My patient, Albert, a 30-year-old gay man who was the anchor of his family’s business, recently died in the intensive care unit, of central nervous system lymphoma—a byproduct of his immune system weakened by AIDS. Even though the medical establishment has not found a cure for AIDS, we have made massive advances in the treatment and prevention of HIV, the virus that causes AIDS. Just recently, the city of San Francisco announced its aim to be the first city in the nation with no new infections. At the recent European AIDS Conference in Barcelona, guidelines advocating universal antiretroviral treatment echoed those released by the World Health Organization. These are optimistic times for the AIDS community. So how did Albert slip through the cracks?
Until the mid-1990s, AIDS was uniformly fatal. But the past 20 years have seen an explosion of highly effective antiretroviral medications, including many single-pill, once-a-day regimens with few side effects. Today, patients with a new AIDS diagnosis who can begin antiretroviral treatment early have nearly the same life span as those uninfected by HIV. These advances have transformed the management of this disease both in terms of individual treatment and public health approaches.
Unfortunately, the fruits of these developments have not been fully realized. Recent estimates released by the Center for Disease Control and Prevention suggest that, of the 1.2 million Americans living with HIV infection, 39 percent successfully stay in regular medical care and only 30 percent achieve the optimal medical goal of full viral suppression by taking medications. So why do patients, knowing they have HIV infection, end up dropping out of care?
What we doctors are not so good at is making sure our patients are effectively engaged in their care.
Part of the answer lies in stigma. Despite greater social acceptance of gay men (still the largest epidemiological risk group for new cases), stigma persists, particularly in certain conservative communities. Admitting to being HIV-positive would result in having to “come out”—a process, for some, more painful than dealing with the disease itself. In Albert’s case, his family never uttered the word AIDS throughout his long hospital course.
But stigma is not the only culprit. How physicians administer care also has an impact. Clinics are pretty good at checklist items—making sure our patients get preventive health measures such as vaccines, Pap smears, and colonoscopies. These are performance measures that physicians are incentivized by insurance companies to provide as proof of effective delivery of care. What we are not so good at is making sure our patients are effectively engaged in their care. Are they showing up for appointments? Are they taking their medications? Are they practicing safe sex? This is a challenge for all primary-care clinicians who try to motivate behavior change to improve an individual’s health (e.g. weight loss, smoking cessation). However, with HIV infection, unsafe sex and imperfect adherence to medication regimens have a further effect: spreading the virus and perpetuating the epidemic.

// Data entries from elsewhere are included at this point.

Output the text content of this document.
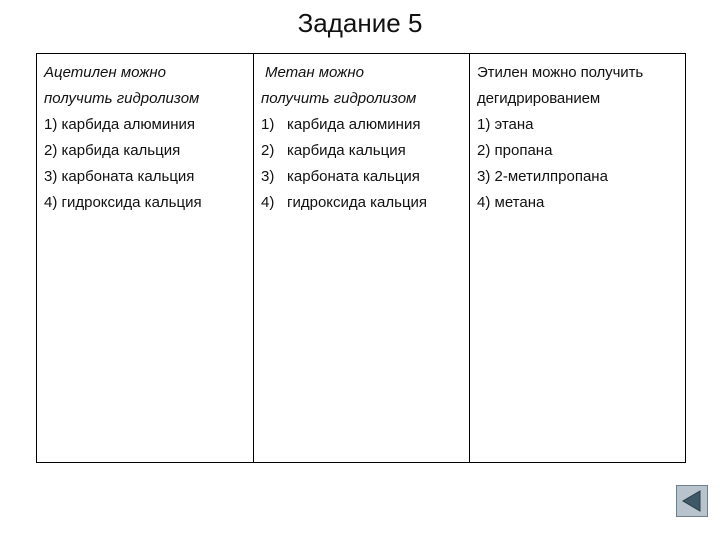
Задание 5
Ацетилен можно
получить гидролизом
1) карбида алюминия
2) карбида кальция
3) карбоната кальция
4) гидроксида кальция
Метан можно
получить гидролизом
1) карбида алюминия
2) карбида кальция
3) карбоната кальция
4) гидроксида кальция
Этилен можно получить
дегидрированием
1) этана
2) пропана
3) 2-метилпропана
4) метана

How can doctors improve patient engagement? One approach is through the use of multi-disciplinary teams. In HIV care, such teams have always been part of the deal. In the days when AIDS was uniformly fatal, it was critical to have social workers, mental-health specialists, and pastoral-care providers working alongside nurses and physicians. In fact, the Ryan White HIV/AIDS program, a federally funded initiative that serves more than half a million people living with HIV, requires that its grantees demonstrate use of multi-disciplinary teams. This is because the program allocates its funds not only to clinical care but also to ancillary services such as medical case management, substance abuse, mental-health treatment, and housing services. The results are telling: In 2011, of those who received RW-funded HIV medical care, 82.2 percent stuck with their treatment, and 72.6 percent achieved viral suppression.
Clinics should also keep better track of their patients. While maintaining a database is costly, collaboration with the State Health Department could provide a solution. Traditionally, health departments have collected and reported statistics related to the AIDS epidemic, including the number of new cases, deaths, and demographic trends, as required by the CDC. Some of these statistics are based on laboratory reporting, since all laboratories are mandated to report on blood tests related to HIV to the health department. If clinics collaborate with their state health departments, they can use the collected data to identify patients who have been skipping their HIV lab tests. This approach, called “Data to Care” is being piloted in a number of different sites. In our own site, the Yale AIDS Care Program, we are going a step further: As part of a CDC pilot project, we are working with the Connecticut Health Department to identify and send out state-funded workers to link out-of-care individuals back to a clinic.
Such a “SWAT team” might have been able to identify Albert and bring him back into care before he became so ill.
The medical-care industry continues to focus primarily on what happens solely within our hospital and clinical settings. While this approach has many advantages, including preserving patient privacy, the dismal outcomes of AIDS patients tells us that we need to re-think our methods of delivering care.
San Francisco’s goal to prevent new HIV infection is ambitious and admirable. But even with promises to begin treatment for patients the day they are diagnosed, there will need to be follow up. As physicians, we have the potential to create the first AIDS-free generation, but we can’t do it alone. We may be able to achieve it, though, if we work with multi-disciplinary teams and re-think our approach to care. If we do that, then perhaps, in such a world, patients like Albert would have had a far different outcome.